Diese lebt in Buchen- und Mischwäldern sowie waldnahen Gärten, weshalb auch regionale Häufungen bei den Infektionen beobachtet werden, beispielsweise auf der Schwäbischen Alb, in der Eifel oder in Teilen des Bayerischen Waldes. Diese Regionen werden als Endemiegebiete bezeichnet. Mehrere Fälle wurden dieses Jahr jedoch auch aus Rheinland-Pfalz und Niedersachsen gemeldet, einzelne Fälle traten weiterhin in Hessen, Brandenburg, Sachsen, Thüringen, Berlin und Mecklenburg-Vorpommern auf.

"Die Häufigkeit von Hantavirus-Erkrankungen ist verknüpft mit der auftretenden Menge der Rötelmäuse", erklärt Susanne Glasmacher vom Robert-Koch-Institut in Berlin. "Die Rötelmäuse zeigen alle zwei bis drei Jahre eine so genannte Massenvermehrung. Diese Entwicklung wurden durch den vergangenen milden Winter noch begünstigt." Die Populationsspitzen treten in den verschiedenen Regionen Deutschlands zu unterschiedlichen Zeitpunkten auf, was laut Glasmacher auch erklären könnte, warum in einem Jahr eine der endemischen Regionen stärker betroffen ist und in einem anderen Jahr eine andere.

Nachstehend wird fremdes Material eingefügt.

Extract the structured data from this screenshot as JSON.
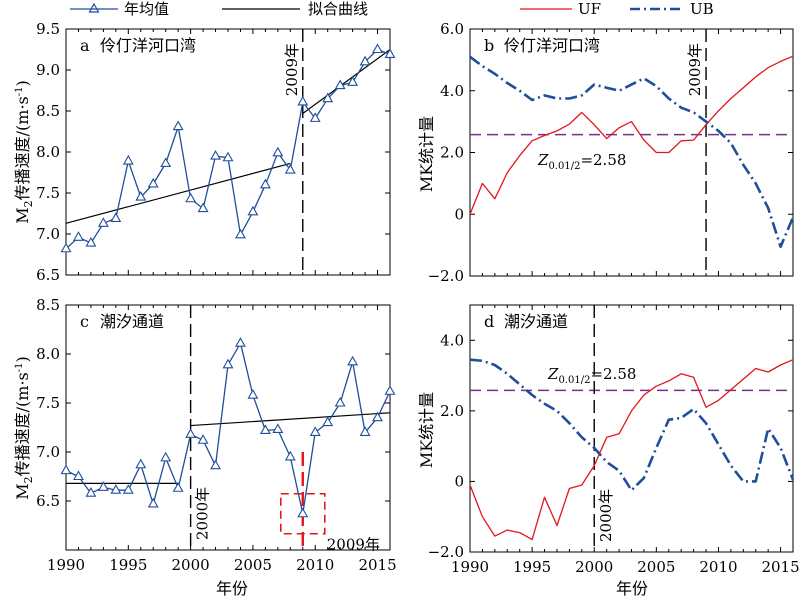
{
  "legend_top": {
    "annual": "年均值",
    "fit": "拟合曲线",
    "uf": "UF",
    "ub": "UB"
  },
  "colors": {
    "annual": "#1F4E9A",
    "fit": "#000000",
    "uf": "#E3161C",
    "ub": "#1F4E9A",
    "threshold": "#7B2C91",
    "highlight": "#E3161C"
  },
  "labels": {
    "xlabel": "年份",
    "ylabel_speed_prefix": "M",
    "ylabel_speed_sub": "2",
    "ylabel_speed_main": "传播速度/(m·s",
    "ylabel_speed_sup": "-1",
    "ylabel_speed_end": ")",
    "ylabel_mk": "MK统计量",
    "z_label_main": "Z",
    "z_label_sub": "0.01/2",
    "z_label_value": "=2.58"
  },
  "chart_data": [
    {
      "id": "a",
      "type": "line",
      "panel_letter": "a",
      "panel_name": "伶仃洋河口湾",
      "ylim": [
        6.5,
        9.5
      ],
      "yticks": [
        "6.5",
        "7.0",
        "7.5",
        "8.0",
        "8.5",
        "9.0",
        "9.5"
      ],
      "xlim": [
        1990,
        2016
      ],
      "xticks": [
        "1990",
        "1995",
        "2000",
        "2005",
        "2010",
        "2015"
      ],
      "change_point": 2009,
      "change_label": "2009年",
      "series": [
        {
          "name": "年均值",
          "x": [
            1990,
            1991,
            1992,
            1993,
            1994,
            1995,
            1996,
            1997,
            1998,
            1999,
            2000,
            2001,
            2002,
            2003,
            2004,
            2005,
            2006,
            2007,
            2008,
            2009,
            2010,
            2011,
            2012,
            2013,
            2014,
            2015,
            2016
          ],
          "values": [
            6.82,
            6.96,
            6.89,
            7.13,
            7.19,
            7.89,
            7.45,
            7.61,
            7.86,
            8.31,
            7.43,
            7.31,
            7.95,
            7.93,
            6.99,
            7.27,
            7.6,
            7.99,
            7.78,
            8.61,
            8.41,
            8.65,
            8.81,
            8.85,
            9.1,
            9.25,
            9.19
          ]
        }
      ],
      "fits": [
        {
          "x": [
            1990,
            2008
          ],
          "values": [
            7.13,
            7.86
          ]
        },
        {
          "x": [
            2009,
            2016
          ],
          "values": [
            8.47,
            9.25
          ]
        }
      ]
    },
    {
      "id": "b",
      "type": "line",
      "panel_letter": "b",
      "panel_name": "伶仃洋河口湾",
      "ylim": [
        -2.0,
        6.0
      ],
      "yticks": [
        "−2.0",
        "0",
        "2.0",
        "4.0",
        "6.0"
      ],
      "xlim": [
        1990,
        2016
      ],
      "xticks": [
        "1990",
        "1995",
        "2000",
        "2005",
        "2010",
        "2015"
      ],
      "threshold": 2.58,
      "change_point": 2009,
      "change_label": "2009年",
      "series": [
        {
          "name": "UF",
          "x": [
            1990,
            1991,
            1992,
            1993,
            1994,
            1995,
            1996,
            1997,
            1998,
            1999,
            2000,
            2001,
            2002,
            2003,
            2004,
            2005,
            2006,
            2007,
            2008,
            2009,
            2010,
            2011,
            2012,
            2013,
            2014,
            2015,
            2016
          ],
          "values": [
            0.0,
            1.0,
            0.5,
            1.35,
            1.9,
            2.38,
            2.55,
            2.7,
            2.92,
            3.3,
            2.9,
            2.45,
            2.8,
            3.0,
            2.4,
            2.0,
            2.0,
            2.38,
            2.4,
            2.9,
            3.35,
            3.75,
            4.1,
            4.45,
            4.75,
            4.95,
            5.12
          ]
        },
        {
          "name": "UB",
          "x": [
            1990,
            1991,
            1992,
            1993,
            1994,
            1995,
            1996,
            1997,
            1998,
            1999,
            2000,
            2001,
            2002,
            2003,
            2004,
            2005,
            2006,
            2007,
            2008,
            2009,
            2010,
            2011,
            2012,
            2013,
            2014,
            2015,
            2016
          ],
          "values": [
            5.1,
            4.8,
            4.55,
            4.25,
            4.0,
            3.7,
            3.85,
            3.75,
            3.75,
            3.85,
            4.2,
            4.1,
            4.0,
            4.2,
            4.4,
            4.15,
            3.75,
            3.45,
            3.3,
            3.0,
            2.7,
            2.3,
            1.6,
            1.0,
            0.2,
            -1.05,
            -0.1
          ]
        }
      ]
    },
    {
      "id": "c",
      "type": "line",
      "panel_letter": "c",
      "panel_name": "潮汐通道",
      "ylim": [
        6.0,
        8.5
      ],
      "yticks": [
        "6.5",
        "7.0",
        "7.5",
        "8.0",
        "8.5"
      ],
      "xlim": [
        1990,
        2016
      ],
      "xticks": [
        "1990",
        "1995",
        "2000",
        "2005",
        "2010",
        "2015"
      ],
      "change_point": 2000,
      "change_label": "2000年",
      "highlight_year": 2009,
      "highlight_label": "2009年",
      "series": [
        {
          "name": "年均值",
          "x": [
            1990,
            1991,
            1992,
            1993,
            1994,
            1995,
            1996,
            1997,
            1998,
            1999,
            2000,
            2001,
            2002,
            2003,
            2004,
            2005,
            2006,
            2007,
            2008,
            2009,
            2010,
            2011,
            2012,
            2013,
            2014,
            2015,
            2016
          ],
          "values": [
            6.81,
            6.75,
            6.58,
            6.64,
            6.61,
            6.61,
            6.87,
            6.47,
            6.94,
            6.63,
            7.18,
            7.12,
            6.86,
            7.89,
            8.11,
            7.58,
            7.22,
            7.23,
            6.95,
            6.37,
            7.2,
            7.3,
            7.5,
            7.92,
            7.2,
            7.35,
            7.62
          ]
        }
      ],
      "fits": [
        {
          "x": [
            1990,
            1999
          ],
          "values": [
            6.68,
            6.68
          ]
        },
        {
          "x": [
            2000,
            2016
          ],
          "values": [
            7.27,
            7.4
          ]
        }
      ]
    },
    {
      "id": "d",
      "type": "line",
      "panel_letter": "d",
      "panel_name": "潮汐通道",
      "ylim": [
        -2.0,
        5.0
      ],
      "yticks": [
        "−2.0",
        "0",
        "2.0",
        "4.0"
      ],
      "xlim": [
        1990,
        2016
      ],
      "xticks": [
        "1990",
        "1995",
        "2000",
        "2005",
        "2010",
        "2015"
      ],
      "threshold": 2.58,
      "change_point": 2000,
      "change_label": "2000年",
      "series": [
        {
          "name": "UF",
          "x": [
            1990,
            1991,
            1992,
            1993,
            1994,
            1995,
            1996,
            1997,
            1998,
            1999,
            2000,
            2001,
            2002,
            2003,
            2004,
            2005,
            2006,
            2007,
            2008,
            2009,
            2010,
            2011,
            2012,
            2013,
            2014,
            2015,
            2016
          ],
          "values": [
            -0.1,
            -1.0,
            -1.55,
            -1.38,
            -1.45,
            -1.65,
            -0.45,
            -1.25,
            -0.2,
            -0.1,
            0.45,
            1.25,
            1.35,
            2.0,
            2.45,
            2.7,
            2.85,
            3.05,
            2.95,
            2.1,
            2.3,
            2.6,
            2.9,
            3.2,
            3.1,
            3.3,
            3.45
          ]
        },
        {
          "name": "UB",
          "x": [
            1990,
            1991,
            1992,
            1993,
            1994,
            1995,
            1996,
            1997,
            1998,
            1999,
            2000,
            2001,
            2002,
            2003,
            2004,
            2005,
            2006,
            2007,
            2008,
            2009,
            2010,
            2011,
            2012,
            2013,
            2014,
            2015,
            2016
          ],
          "values": [
            3.45,
            3.42,
            3.3,
            3.05,
            2.75,
            2.45,
            2.2,
            2.0,
            1.65,
            1.25,
            0.95,
            0.55,
            0.3,
            -0.25,
            0.1,
            0.95,
            1.75,
            1.8,
            2.05,
            1.65,
            1.05,
            0.45,
            0.0,
            0.0,
            1.5,
            0.95,
            0.05
          ]
        }
      ]
    }
  ]
}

Die Ansteckung mit dem Virus erfolgt in den meisten Fällen durch das Einatmen des Staubes der getrockneten Ausscheidungen der Nagetiere oder über den Kontakt von Hautwunden damit und in seltenen Fällen durch Bisse. "Der normale Verlauf ist leicht bis mittelschwer", sagt Achim Konrad, Chefarzt in der Albklinik in Münsingen auf der Schwäbischen Alb. "Von den bisher beobachteten 20 Fällen in unserer Klinik verliefen zwei Fälle schwer mit Blutungen, höhergradigem Nierenversagen und einer Bauchspeicheldrüsenentzündung. Beide Patienten haben sich jedoch komplett erholt."

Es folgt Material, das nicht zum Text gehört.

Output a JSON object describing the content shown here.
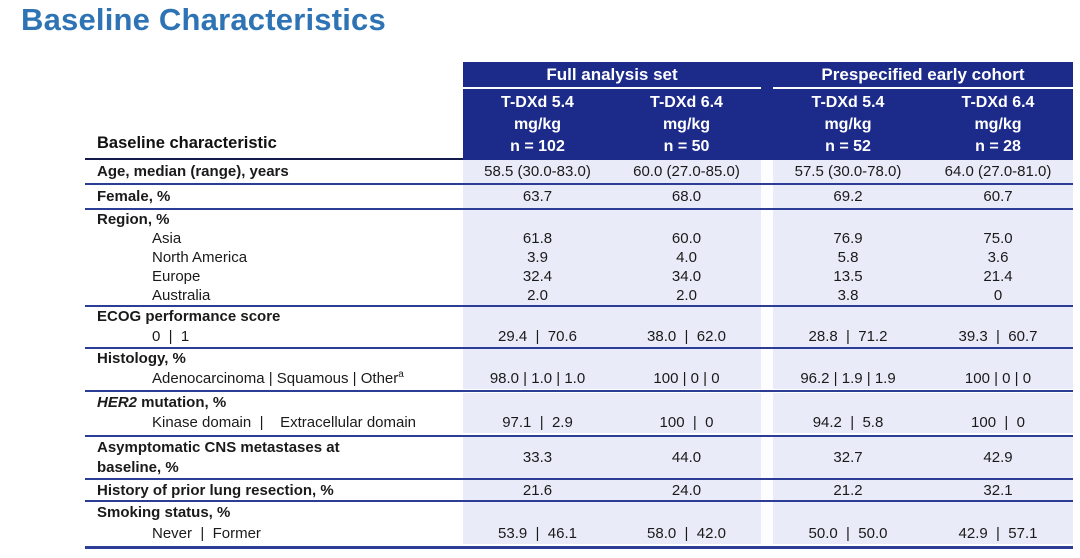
{
  "slide_title": "Baseline Characteristics",
  "colors": {
    "title_blue": "#2e74b5",
    "header_navy": "#1c2b8a",
    "rule_navy": "#2b3d94",
    "value_cell_bg": "#e9ecf8",
    "header_text": "#ffffff"
  },
  "table": {
    "label_header": "Baseline characteristic",
    "group_headers": [
      "Full analysis set",
      "Prespecified early cohort"
    ],
    "column_headers": [
      {
        "drug": "T-DXd 5.4",
        "dose": "mg/kg",
        "n": "n = 102"
      },
      {
        "drug": "T-DXd 6.4",
        "dose": "mg/kg",
        "n": "n = 50"
      },
      {
        "drug": "T-DXd 5.4",
        "dose": "mg/kg",
        "n": "n = 52"
      },
      {
        "drug": "T-DXd 6.4",
        "dose": "mg/kg",
        "n": "n = 28"
      }
    ],
    "rows": [
      {
        "label": "Age, median (range), years",
        "values": [
          "58.5 (30.0-83.0)",
          "60.0 (27.0-85.0)",
          "57.5 (30.0-78.0)",
          "64.0 (27.0-81.0)"
        ]
      },
      {
        "label": "Female, %",
        "values": [
          "63.7",
          "68.0",
          "69.2",
          "60.7"
        ]
      },
      {
        "label": "Region, %",
        "subrows": [
          {
            "label": "Asia",
            "values": [
              "61.8",
              "60.0",
              "76.9",
              "75.0"
            ]
          },
          {
            "label": "North America",
            "values": [
              "3.9",
              "4.0",
              "5.8",
              "3.6"
            ]
          },
          {
            "label": "Europe",
            "values": [
              "32.4",
              "34.0",
              "13.5",
              "21.4"
            ]
          },
          {
            "label": "Australia",
            "values": [
              "2.0",
              "2.0",
              "3.8",
              "0"
            ]
          }
        ]
      },
      {
        "label": "ECOG performance score",
        "subrows": [
          {
            "label": "0  |  1",
            "values": [
              "29.4  |  70.6",
              "38.0  |  62.0",
              "28.8  |  71.2",
              "39.3  |  60.7"
            ]
          }
        ]
      },
      {
        "label": "Histology, %",
        "subrows": [
          {
            "label": "Adenocarcinoma | Squamous | Other",
            "label_sup": "a",
            "values": [
              "98.0 | 1.0 | 1.0",
              "100 | 0 | 0",
              "96.2 | 1.9 | 1.9",
              "100 | 0 | 0"
            ]
          }
        ]
      },
      {
        "label_italic": "HER2",
        "label_rest": " mutation, %",
        "subrows": [
          {
            "label": "Kinase domain  |    Extracellular domain",
            "values": [
              "97.1  |  2.9",
              "100  |  0",
              "94.2  |  5.8",
              "100  |  0"
            ]
          }
        ]
      },
      {
        "label": "Asymptomatic CNS metastases at baseline, %",
        "values": [
          "33.3",
          "44.0",
          "32.7",
          "42.9"
        ]
      },
      {
        "label": "History of prior lung resection, %",
        "values": [
          "21.6",
          "24.0",
          "21.2",
          "32.1"
        ]
      },
      {
        "label": "Smoking status, %",
        "subrows": [
          {
            "label": "Never  |  Former",
            "values": [
              "53.9  |  46.1",
              "58.0  |  42.0",
              "50.0  |  50.0",
              "42.9  |  57.1"
            ]
          }
        ]
      }
    ]
  }
}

Typische Symptome der Hantavirus-Infektion sind Fieber, Abgeschlagenheit, Krankheitsgefühl, Muskel- und Gelenkbeschwerden sowie Kopfschmerzen. Die Symptome treten etwa 10 bis 20 Tage nach der Infektion auf und ließen keinen Rückschluss auf die Schwere des Verlaufs zu, erklärt Konrad. Häufig trete ein mehr oder weniger stark ausgeprägtes Nierenversagen auf, das jedoch in fast allen Fällen spontan wieder ausheilt und nur in seltenen Fällen eine vorübergehende Dialyse notwendig macht. Bei Verdacht auf eine Infektion mit dem Hantavirus sollte daher unbedingt ein Arzt aufgesucht werden. Die sichere Diagnose der Erkrankung ist nur über eine Blutuntersuchung möglich.

Bislang gibt es noch keinen Impfstoff gegen das Virus und es steht auch keine spezielle Therapie zur Verfügung. Die Symptome der Krankheit können jedoch gut bei einem Krankenhausaufenthalt behandelt werden, der in der Regel zwischen 4 und 14 Tage dauert. Die Patienten tragen im Normalfall keine Spätschäden davon.

Um sich in Deutschland vor einer Infektion mit dem Hantavirus zu schützen, sollte man vor allem den Kontakt mit Mäusen oder deren Ausscheidungen vermeiden. Eine besondere Gefährdung besteht beim Reinigen von Schuppen, Scheunen und sonstigen Räumen, in denen Mäuse gelebt haben. Deshalb sollte hierbei darauf geachtet werden, möglichst wenig Staub aufzuwirbeln und einen geeigneten Atemschutz sowie Einweghandschuhe zu tragen. Auch bei Arbeiten im Wald und mit Holz ist man einer erhöhten Gefährdung ausgesetzt.

Weiterhin ist eine Bekämpfung von Mäusen innerhalb des Wohnbereiches sowie der näheren Umgebung - beispielsweise durch Mausefallen - ratsam. Dazu gehört auch das penible Einhalten von Hygiene- und Vorsorge-Maßnahmen: Lebensmittel in dicht verschließbaren Behältern aufbewahren, benutztes Geschirr direkt nach dem Essen abspülen, Abfall zeitnah entsorgen sowie kein Tierfutter und Wasser über Nacht nach draußen stellen. Mögliche Eintrittsöffnungen für die Nagetiere ins Haus sollten gut verschlossen werden. Beim Beseitigen von Nagetierkadavern und den Ausscheidungen sollte man diese vorher mit einem Desinfektionsmittel besprühen.